With so much capital still locked up in crypto, and Silicon Valley’s elite continuing to see Bitcoin as a viable alternative to fiat currency, the SEC’s hard line on crypto and the FCA’s openness are interesting developments. Coinbase CEO Brian Armstrong has previously indicated that the crypto exchange will consider moving away from the U.S. if the regulatory environment does not improve.
a16z follow in the footsteps of Sequoia, Bessemer, Lightspeed, Leftlane, Coatue, General Catalyst and others by setting up an outpost in London.
Winds of change in AI
“A French start-up founded four weeks ago by a trio of former Meta and Google artificial intelligence researchers has raised €105mn…
Mistral AI’s first round of financing values the Paris-based concern at €240mn, including the funds raised, according to people close to the company. The record amount raised highlights the growing frenzy surrounding AI and Europe’s desire to create a viable alternative to Silicon Valley companies such as Microsoft-backed OpenAI and Google’s DeepMind.
The FT reports on a pretty chunky seed round
It is worth noting that this is not an “ordinary” seed round.
These guys are trying to build a “foundational” large language model, to compete with the likes of OpenAI, Anthropic, Stability AI, Google and others.
Many VC’s see AI foundational models as the “next big platform technology” (like smartphones), and believe that there is an opportunity for a new “platform owner” to emerge with trillion dollar valuation potential - the same way Apple dominated the smartphone age.
This platform will license its AI models to app developers, who will build new AI apps on top of it, and pay rent to the platform operator.
So the opportunity is potentially very big.
The problem is that getting there is very expensive. If you want to build and run a foundational model you need this sort of cash just to train and deploy it. OpenAI, for example, is losing ~$700 thousand dollars A DAY at the moment
Server farms are expensive, and the market is competitive.
The question of whether any of these firms become the next “great platform” remains unclear.
The real beneficiaries in all of this seem to be the chipmakers.
NVIDIA, who manufactures the GPU’s powering most top AI companies, saw their share price increase 25% in a day off the back of record revenue forecasts in late May. The company’s valuation has tripled since the start of the year.
It is now one of the world’s most valuable companies, with a market cap in excess of $1 trillion. Other public chipmakers, like AMD, have also seen a sharp uptick in share price, despite analysis arguing that they will struggle to compete with Nvidia.
As has always been the case, in a gold rush it reliably pays to be the company selling picks and shovels.
State of the future
This is a cool database of deep tech investment themes, ranked according to whether they are overrated or underrated. They’re currently ranked by a selected panel of experts. You can also read interviews with the experts about the themes. Great work from Lawrence and the team at Lunar Ventures!
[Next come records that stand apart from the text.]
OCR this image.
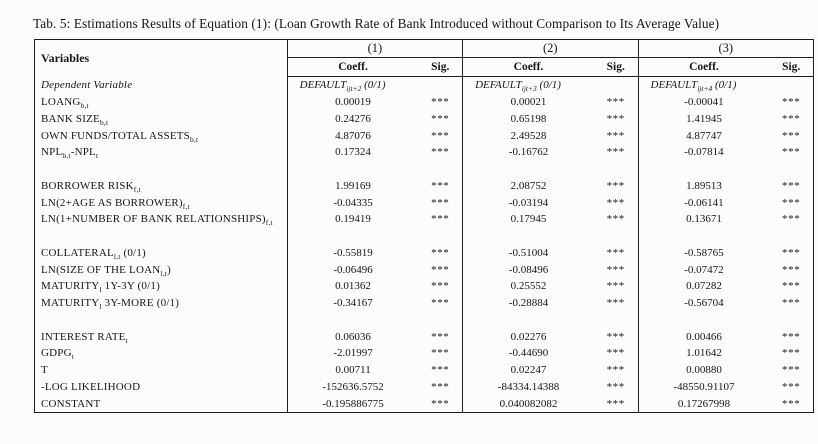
Tab. 5: Estimations Results of Equation (1): (Loan Growth Rate of Bank Introduced without Comparison to Its Average Value)
Variables	(1)		(2)		(3)	
	Coeff.	Sig.	Coeff.	Sig.	Coeff.	Sig.
Dependent Variable	$DEFAULT_{ijt+2}$ (0/1)		$DEFAULT_{ijt+3}$ (0/1)		$DEFAULT_{ijt+4}$ (0/1)	
$LOANG_{b,t}$	0.00019	***	0.00021	***	-0.00041	***
BANK $SIZE_{b,t}$	0.24276	***	0.65198	***	1.41945	***
OWN FUNDS/TOTAL $ASSETS_{b,t}$	4.87076	***	2.49528	***	4.87747	***
$NPL_{b,t}-NPL_t$	0.17324	***	-0.16762	***	-0.07814	***

BORROWER $RISK_{f,t}$	1.99169	***	2.08752	***	1.89513	***
LN(2+AGE AS $BORROWER)_{f,t}$	-0.04335	***	-0.03194	***	-0.06141	***
LN(1+NUMBER OF BANK $RELATIONSHIPS)_{f,t}$	0.19419	***	0.17945	***	0.13671	***

$COLLATERAL_{l,t}$ (0/1)	-0.55819	***	-0.51004	***	-0.58765	***
LN(SIZE OF THE $LOAN_{l,t}$)	-0.06496	***	-0.08496	***	-0.07472	***
$MATURITY_l$ 1Y-3Y (0/1)	0.01362	***	0.25552	***	0.07282	***
$MATURITY_l$ 3Y-MORE (0/1)	-0.34167	***	-0.28884	***	-0.56704	***

INTEREST $RATE_t$	0.06036	***	0.02276	***	0.00466	***
$GDPG_t$	-2.01997	***	-0.44690	***	1.01642	***
T	0.00711	***	0.02247	***	0.00880	***
-LOG LIKELIHOOD	-152636.5752	***	-84334.14388	***	-48550.91107	***
CONSTANT	-0.195886775	***	0.040082082	***	0.17267998	***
That’s all for today. I hope you’ve enjoyed the sunshine over the past few days - long may the summer last! 🌞
PR
Risk Warning
Investing in start-ups and early stage businesses involves risks, including illiquidity, lack of dividends, loss of investment and dilution, and it should be done only as part of a diversified portfolio. Odin is targeted exclusively at investors who are sufficiently sophisticated to understand these risks and make their own investment decisions. You will only be able to invest via Odin once you are registered as sufficiently sophisticated. This content is for informational purposes only and should not be considered investment advice.